Study limitations included unbalanced recruitment towards those who wanted to participate in surveys and contextual inquiries and scheduling/time commitment difficulties with clinicians which may have biased results. A delay also occurred in launching EHR tools for the pilot study due to an upgrade to the EHR. The medical and informatics teams were constructed to include key institutional leaders to facilitate overcoming barriers identified from this upgrade; this may make such a strategy less generalizable to settings without access to administrative leaders.
CONCLUSION
This study incorporates perspectives of primary care clinicians and health system leaders to inform, design, and refine an implementation strategy package to remove barriers. We found primary care clinicians are interested in increasing the rates of screening and identification of FH and feel they should offer this preventive measure to their patients but structural barriers and incomplete knowledge of lipidology impeded screening efforts.
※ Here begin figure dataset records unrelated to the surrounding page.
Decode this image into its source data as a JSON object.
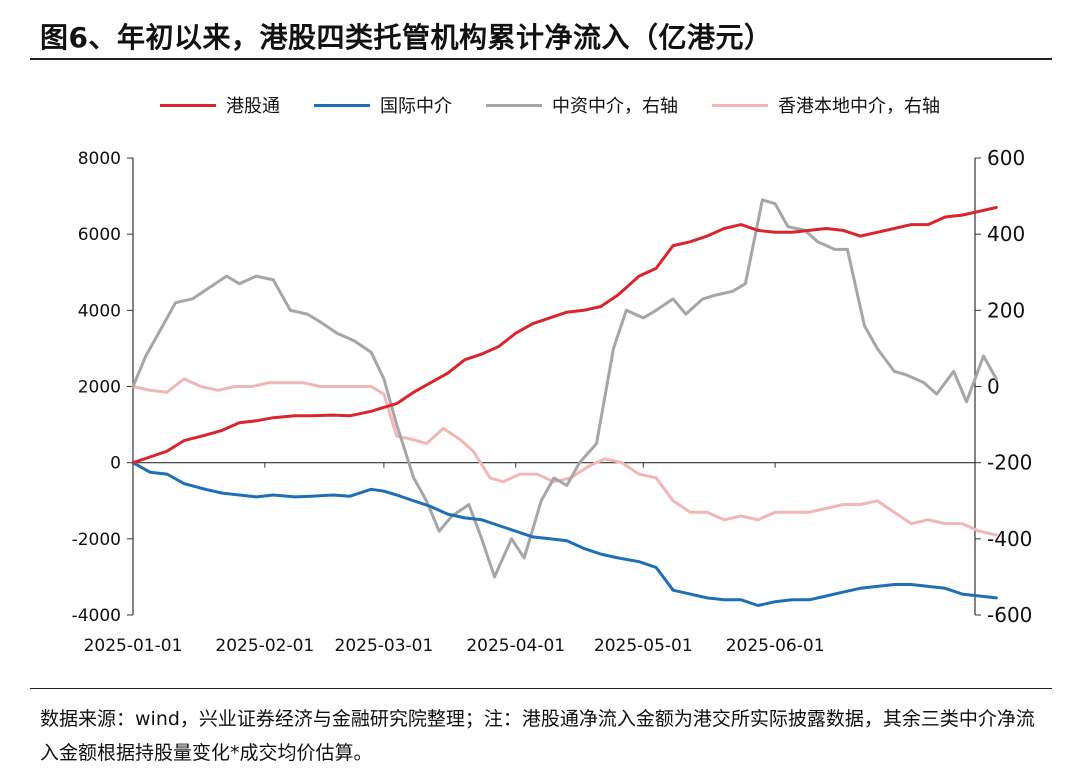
{
  "title": "图6、年初以来，港股四类托管机构累计净流入（亿港元）",
  "source": "数据来源：wind，兴业证券经济与金融研究院整理；注：港股通净流入金额为港交所实际披露数据，其余三类中介净流入金额根据持股量变化*成交均价估算。",
  "chart_data": {
    "type": "line",
    "title": "年初以来，港股四类托管机构累计净流入（亿港元）",
    "x_tick_labels": [
      "2025-01-01",
      "2025-02-01",
      "2025-03-01",
      "2025-04-01",
      "2025-05-01",
      "2025-06-01"
    ],
    "y_left": {
      "min": -4000,
      "max": 8000,
      "ticks": [
        8000,
        6000,
        4000,
        2000,
        0,
        -2000,
        -4000
      ]
    },
    "y_right": {
      "min": -600,
      "max": 600,
      "ticks": [
        600,
        400,
        200,
        0,
        -200,
        -400,
        -600
      ]
    },
    "grid": false,
    "legend_position": "top",
    "series": [
      {
        "name": "港股通",
        "axis": "left",
        "color": "#d9262c",
        "points": [
          [
            "2025-01-01",
            0
          ],
          [
            "2025-01-05",
            150
          ],
          [
            "2025-01-09",
            300
          ],
          [
            "2025-01-13",
            580
          ],
          [
            "2025-01-18",
            720
          ],
          [
            "2025-01-22",
            850
          ],
          [
            "2025-01-26",
            1050
          ],
          [
            "2025-01-30",
            1100
          ],
          [
            "2025-02-03",
            1180
          ],
          [
            "2025-02-08",
            1230
          ],
          [
            "2025-02-12",
            1230
          ],
          [
            "2025-02-17",
            1250
          ],
          [
            "2025-02-21",
            1230
          ],
          [
            "2025-02-26",
            1350
          ],
          [
            "2025-03-01",
            1450
          ],
          [
            "2025-03-04",
            1550
          ],
          [
            "2025-03-08",
            1850
          ],
          [
            "2025-03-12",
            2100
          ],
          [
            "2025-03-16",
            2350
          ],
          [
            "2025-03-20",
            2700
          ],
          [
            "2025-03-24",
            2850
          ],
          [
            "2025-03-28",
            3050
          ],
          [
            "2025-04-01",
            3400
          ],
          [
            "2025-04-05",
            3650
          ],
          [
            "2025-04-09",
            3800
          ],
          [
            "2025-04-13",
            3950
          ],
          [
            "2025-04-17",
            4000
          ],
          [
            "2025-04-21",
            4100
          ],
          [
            "2025-04-25",
            4400
          ],
          [
            "2025-04-30",
            4900
          ],
          [
            "2025-05-04",
            5100
          ],
          [
            "2025-05-08",
            5700
          ],
          [
            "2025-05-12",
            5800
          ],
          [
            "2025-05-16",
            5950
          ],
          [
            "2025-05-20",
            6150
          ],
          [
            "2025-05-24",
            6250
          ],
          [
            "2025-05-28",
            6100
          ],
          [
            "2025-06-01",
            6050
          ],
          [
            "2025-06-05",
            6050
          ],
          [
            "2025-06-09",
            6100
          ],
          [
            "2025-06-13",
            6150
          ],
          [
            "2025-06-17",
            6100
          ],
          [
            "2025-06-21",
            5950
          ],
          [
            "2025-06-25",
            6050
          ],
          [
            "2025-06-29",
            6150
          ],
          [
            "2025-07-03",
            6250
          ],
          [
            "2025-07-07",
            6250
          ],
          [
            "2025-07-11",
            6450
          ],
          [
            "2025-07-15",
            6500
          ],
          [
            "2025-07-19",
            6600
          ],
          [
            "2025-07-23",
            6700
          ]
        ]
      },
      {
        "name": "国际中介",
        "axis": "left",
        "color": "#1f6fb4",
        "points": [
          [
            "2025-01-01",
            0
          ],
          [
            "2025-01-05",
            -250
          ],
          [
            "2025-01-09",
            -300
          ],
          [
            "2025-01-13",
            -550
          ],
          [
            "2025-01-18",
            -700
          ],
          [
            "2025-01-22",
            -800
          ],
          [
            "2025-01-26",
            -850
          ],
          [
            "2025-01-30",
            -900
          ],
          [
            "2025-02-03",
            -850
          ],
          [
            "2025-02-08",
            -900
          ],
          [
            "2025-02-12",
            -880
          ],
          [
            "2025-02-17",
            -850
          ],
          [
            "2025-02-21",
            -880
          ],
          [
            "2025-02-26",
            -700
          ],
          [
            "2025-03-01",
            -750
          ],
          [
            "2025-03-04",
            -850
          ],
          [
            "2025-03-08",
            -1000
          ],
          [
            "2025-03-12",
            -1150
          ],
          [
            "2025-03-16",
            -1350
          ],
          [
            "2025-03-20",
            -1450
          ],
          [
            "2025-03-24",
            -1500
          ],
          [
            "2025-03-28",
            -1650
          ],
          [
            "2025-04-01",
            -1800
          ],
          [
            "2025-04-05",
            -1950
          ],
          [
            "2025-04-09",
            -2000
          ],
          [
            "2025-04-13",
            -2050
          ],
          [
            "2025-04-17",
            -2250
          ],
          [
            "2025-04-21",
            -2400
          ],
          [
            "2025-04-25",
            -2500
          ],
          [
            "2025-04-30",
            -2600
          ],
          [
            "2025-05-04",
            -2750
          ],
          [
            "2025-05-08",
            -3350
          ],
          [
            "2025-05-12",
            -3450
          ],
          [
            "2025-05-16",
            -3550
          ],
          [
            "2025-05-20",
            -3600
          ],
          [
            "2025-05-24",
            -3600
          ],
          [
            "2025-05-28",
            -3750
          ],
          [
            "2025-06-01",
            -3650
          ],
          [
            "2025-06-05",
            -3600
          ],
          [
            "2025-06-09",
            -3600
          ],
          [
            "2025-06-13",
            -3500
          ],
          [
            "2025-06-17",
            -3400
          ],
          [
            "2025-06-21",
            -3300
          ],
          [
            "2025-06-25",
            -3250
          ],
          [
            "2025-06-29",
            -3200
          ],
          [
            "2025-07-03",
            -3200
          ],
          [
            "2025-07-07",
            -3250
          ],
          [
            "2025-07-11",
            -3300
          ],
          [
            "2025-07-15",
            -3450
          ],
          [
            "2025-07-19",
            -3500
          ],
          [
            "2025-07-23",
            -3550
          ]
        ]
      },
      {
        "name": "中资中介，右轴",
        "axis": "right",
        "color": "#a6a6a6",
        "points": [
          [
            "2025-01-01",
            0
          ],
          [
            "2025-01-04",
            80
          ],
          [
            "2025-01-08",
            160
          ],
          [
            "2025-01-11",
            220
          ],
          [
            "2025-01-15",
            230
          ],
          [
            "2025-01-19",
            260
          ],
          [
            "2025-01-23",
            290
          ],
          [
            "2025-01-26",
            270
          ],
          [
            "2025-01-30",
            290
          ],
          [
            "2025-02-03",
            280
          ],
          [
            "2025-02-07",
            200
          ],
          [
            "2025-02-11",
            190
          ],
          [
            "2025-02-14",
            170
          ],
          [
            "2025-02-18",
            140
          ],
          [
            "2025-02-22",
            120
          ],
          [
            "2025-02-26",
            90
          ],
          [
            "2025-03-01",
            20
          ],
          [
            "2025-03-04",
            -100
          ],
          [
            "2025-03-08",
            -240
          ],
          [
            "2025-03-11",
            -300
          ],
          [
            "2025-03-14",
            -380
          ],
          [
            "2025-03-17",
            -340
          ],
          [
            "2025-03-21",
            -310
          ],
          [
            "2025-03-24",
            -400
          ],
          [
            "2025-03-27",
            -500
          ],
          [
            "2025-03-31",
            -400
          ],
          [
            "2025-04-03",
            -450
          ],
          [
            "2025-04-07",
            -300
          ],
          [
            "2025-04-10",
            -240
          ],
          [
            "2025-04-13",
            -260
          ],
          [
            "2025-04-16",
            -200
          ],
          [
            "2025-04-20",
            -150
          ],
          [
            "2025-04-24",
            100
          ],
          [
            "2025-04-27",
            200
          ],
          [
            "2025-05-01",
            180
          ],
          [
            "2025-05-04",
            200
          ],
          [
            "2025-05-08",
            230
          ],
          [
            "2025-05-11",
            190
          ],
          [
            "2025-05-15",
            230
          ],
          [
            "2025-05-18",
            240
          ],
          [
            "2025-05-22",
            250
          ],
          [
            "2025-05-25",
            270
          ],
          [
            "2025-05-29",
            490
          ],
          [
            "2025-06-01",
            480
          ],
          [
            "2025-06-04",
            420
          ],
          [
            "2025-06-08",
            410
          ],
          [
            "2025-06-11",
            380
          ],
          [
            "2025-06-15",
            360
          ],
          [
            "2025-06-18",
            360
          ],
          [
            "2025-06-22",
            160
          ],
          [
            "2025-06-25",
            100
          ],
          [
            "2025-06-29",
            40
          ],
          [
            "2025-07-02",
            30
          ],
          [
            "2025-07-06",
            10
          ],
          [
            "2025-07-09",
            -20
          ],
          [
            "2025-07-13",
            40
          ],
          [
            "2025-07-16",
            -40
          ],
          [
            "2025-07-20",
            80
          ],
          [
            "2025-07-23",
            20
          ]
        ]
      },
      {
        "name": "香港本地中介，右轴",
        "axis": "right",
        "color": "#f1b6b6",
        "points": [
          [
            "2025-01-01",
            0
          ],
          [
            "2025-01-05",
            -10
          ],
          [
            "2025-01-09",
            -15
          ],
          [
            "2025-01-13",
            20
          ],
          [
            "2025-01-17",
            0
          ],
          [
            "2025-01-21",
            -10
          ],
          [
            "2025-01-25",
            0
          ],
          [
            "2025-01-29",
            0
          ],
          [
            "2025-02-02",
            10
          ],
          [
            "2025-02-06",
            10
          ],
          [
            "2025-02-10",
            10
          ],
          [
            "2025-02-14",
            0
          ],
          [
            "2025-02-18",
            0
          ],
          [
            "2025-02-22",
            0
          ],
          [
            "2025-02-26",
            0
          ],
          [
            "2025-03-01",
            -20
          ],
          [
            "2025-03-04",
            -130
          ],
          [
            "2025-03-08",
            -140
          ],
          [
            "2025-03-11",
            -150
          ],
          [
            "2025-03-15",
            -110
          ],
          [
            "2025-03-19",
            -140
          ],
          [
            "2025-03-22",
            -170
          ],
          [
            "2025-03-26",
            -240
          ],
          [
            "2025-03-29",
            -250
          ],
          [
            "2025-04-02",
            -230
          ],
          [
            "2025-04-06",
            -230
          ],
          [
            "2025-04-10",
            -250
          ],
          [
            "2025-04-14",
            -240
          ],
          [
            "2025-04-18",
            -210
          ],
          [
            "2025-04-22",
            -190
          ],
          [
            "2025-04-26",
            -200
          ],
          [
            "2025-04-30",
            -230
          ],
          [
            "2025-05-04",
            -240
          ],
          [
            "2025-05-08",
            -300
          ],
          [
            "2025-05-12",
            -330
          ],
          [
            "2025-05-16",
            -330
          ],
          [
            "2025-05-20",
            -350
          ],
          [
            "2025-05-24",
            -340
          ],
          [
            "2025-05-28",
            -350
          ],
          [
            "2025-06-01",
            -330
          ],
          [
            "2025-06-05",
            -330
          ],
          [
            "2025-06-09",
            -330
          ],
          [
            "2025-06-13",
            -320
          ],
          [
            "2025-06-17",
            -310
          ],
          [
            "2025-06-21",
            -310
          ],
          [
            "2025-06-25",
            -300
          ],
          [
            "2025-06-29",
            -330
          ],
          [
            "2025-07-03",
            -360
          ],
          [
            "2025-07-07",
            -350
          ],
          [
            "2025-07-11",
            -360
          ],
          [
            "2025-07-15",
            -360
          ],
          [
            "2025-07-19",
            -380
          ],
          [
            "2025-07-23",
            -390
          ]
        ]
      }
    ]
  }
}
The implementation package developed will be further evaluated in a pragmatic clinical trial at Geisinger to understand its effectiveness in improving FH identification and care.
Supplementary Material
Highlights.
FH screening in primary care practices are acceptable, appropriate, and feasible.
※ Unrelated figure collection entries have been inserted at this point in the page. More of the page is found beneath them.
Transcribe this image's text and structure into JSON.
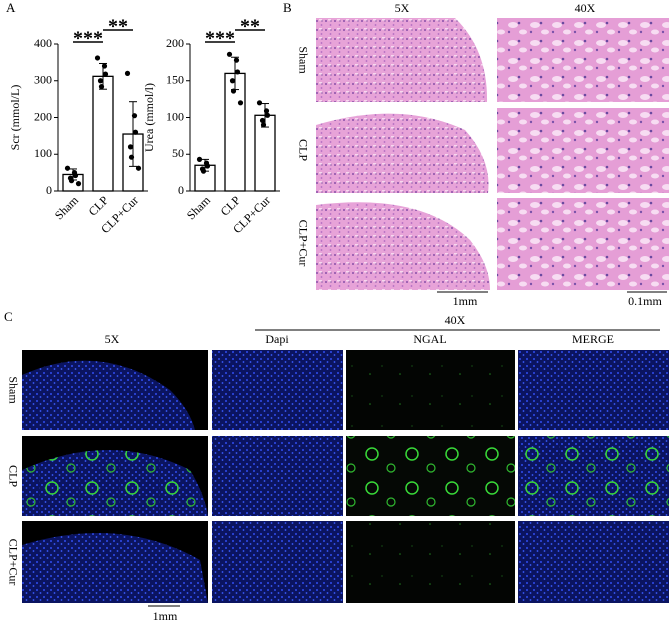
{
  "panel_labels": [
    "A",
    "B",
    "C"
  ],
  "chart_data": [
    {
      "type": "bar",
      "ylabel": "Scr (mmol/L)",
      "categories": [
        "Sham",
        "CLP",
        "CLP+Cur"
      ],
      "values": [
        45,
        312,
        155
      ],
      "errors": [
        15,
        35,
        88
      ],
      "points": [
        [
          62,
          50,
          42,
          35,
          28,
          20
        ],
        [
          362,
          340,
          318,
          300,
          284
        ],
        [
          320,
          205,
          160,
          120,
          92,
          62
        ]
      ],
      "ylim": [
        0,
        400
      ],
      "yticks": [
        0,
        100,
        200,
        300,
        400
      ],
      "significance": [
        "***",
        "**"
      ]
    },
    {
      "type": "bar",
      "ylabel": "Urea (mmol/l)",
      "categories": [
        "Sham",
        "CLP",
        "CLP+Cur"
      ],
      "values": [
        35,
        160,
        103
      ],
      "errors": [
        8,
        22,
        16
      ],
      "points": [
        [
          43,
          38,
          34,
          30,
          27
        ],
        [
          186,
          178,
          162,
          150,
          136,
          120
        ],
        [
          120,
          109,
          103,
          96,
          90
        ]
      ],
      "ylim": [
        0,
        200
      ],
      "yticks": [
        0,
        50,
        100,
        150,
        200
      ],
      "significance": [
        "***",
        "**"
      ]
    }
  ],
  "histology": {
    "columns": [
      "5X",
      "40X"
    ],
    "rows": [
      "Sham",
      "CLP",
      "CLP+Cur"
    ],
    "scale_bars": [
      "1mm",
      "0.1mm"
    ]
  },
  "fluorescence": {
    "group_label": "40X",
    "columns": [
      "5X",
      "Dapi",
      "NGAL",
      "MERGE"
    ],
    "rows": [
      "Sham",
      "CLP",
      "CLP+Cur"
    ],
    "scale_bar": "1mm"
  }
}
An implementation strategy package was co-developed with primary care stakeholders to improve screening for FH within their practices.
Demonstrating successful screening for FH in primary care practice will help increase the number of individuals identified with FH.
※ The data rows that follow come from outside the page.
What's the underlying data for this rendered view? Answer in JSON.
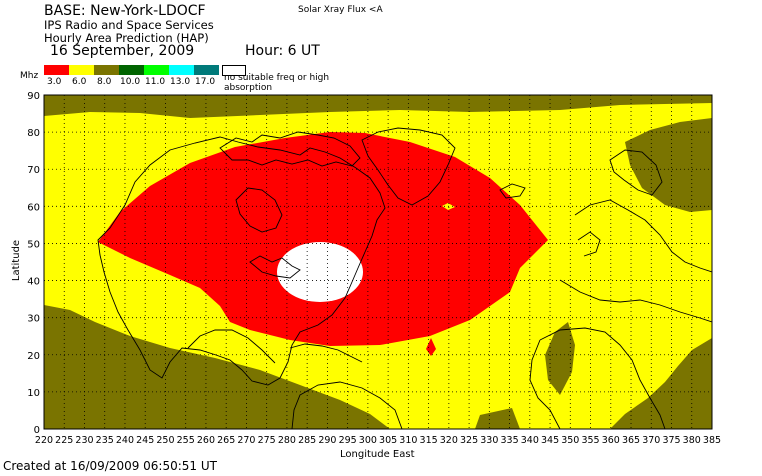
{
  "header": {
    "base": "BASE: New-York-LDOCF",
    "org": "IPS Radio and Space Services",
    "product": "Hourly Area Prediction (HAP)",
    "date": "16 September, 2009",
    "hour": "Hour:  6 UT",
    "flux_note": "Solar Xray Flux <A"
  },
  "legend": {
    "unit": "Mhz",
    "items": [
      {
        "label": "3.0",
        "color": "#ff0000"
      },
      {
        "label": "6.0",
        "color": "#ffff00"
      },
      {
        "label": "8.0",
        "color": "#7a7400"
      },
      {
        "label": "10.0",
        "color": "#006400"
      },
      {
        "label": "11.0",
        "color": "#00ff00"
      },
      {
        "label": "13.0",
        "color": "#00ffff"
      },
      {
        "label": "17.0",
        "color": "#007a7a"
      }
    ],
    "no_freq_label": "no suitable freq or high absorption",
    "no_freq_color": "#ffffff"
  },
  "map": {
    "xlabel": "Longitude East",
    "ylabel": "Latitude",
    "x_ticks": [
      "220",
      "225",
      "230",
      "235",
      "240",
      "245",
      "250",
      "255",
      "260",
      "265",
      "270",
      "275",
      "280",
      "285",
      "290",
      "295",
      "300",
      "305",
      "310",
      "315",
      "320",
      "325",
      "330",
      "335",
      "340",
      "345",
      "350",
      "355",
      "360",
      "365",
      "370",
      "375",
      "380",
      "385"
    ],
    "y_ticks": [
      "0",
      "10",
      "20",
      "30",
      "40",
      "50",
      "60",
      "70",
      "80",
      "90"
    ],
    "xlim": [
      220,
      385
    ],
    "ylim": [
      0,
      90
    ],
    "grid": true,
    "regions": {
      "red_zone": "3.0 MHz band centred over eastern North America",
      "white_zone": "no suitable freq, centred near New York"
    }
  },
  "footer": {
    "created": "Created at 16/09/2009 06:50:51 UT"
  }
}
Generalization of the primary care implementation strategy to other settings will improve FH identification nationwide.
SOURCES OF FUNDING:
Research reported in this publication was supported by the National Heart, Lung, And Blood Institute of the National Institutes of Health under Award Number R61HL161775 and R33HL161775. The content is solely the responsibility of the authors and does not necessarily represent the official views of the National Institutes of Health.
ABBREVIATION LIST:
- ASCVD
atherosclerotic cardiovascular disease
- CARE-FH
Collaborative Approach to Reach Everyone with Familial Hypercholesterolemia
- EHR
electronic health record
- FH
familial hypercholesterolemia
- LDL-C
low-density lipoprotein cholesterol
- MyCode
MyCode Community Health Initiative
Footnotes
Publisher's Disclaimer: This is a PDF file of an unedited manuscript that has been accepted for publication. As a service to our customers we are providing this early version of the manuscript. The manuscript will undergo copyediting, typesetting, and review of the resulting proof before it is published in its final form. Please note that during the production process errors may be discovered which could affect the content, and all legal disclaimers that apply to the journal pertain.
DISCLOSURES:
Declaration of interest: Laney K. Jones is a consultant for Novartis. Samuel S. Gidding is a consultant for Esperion.
Use of AI and AI-assisted Technologies Statement: AI or AI-assisted technology has not be used in the preparation of this manuscript.
Ethical Statement: This study was approved by the Geisinger Institutional Review Board (IRB#2021–0927) and CARE-FH is a registered clinical trial (NCT05284513).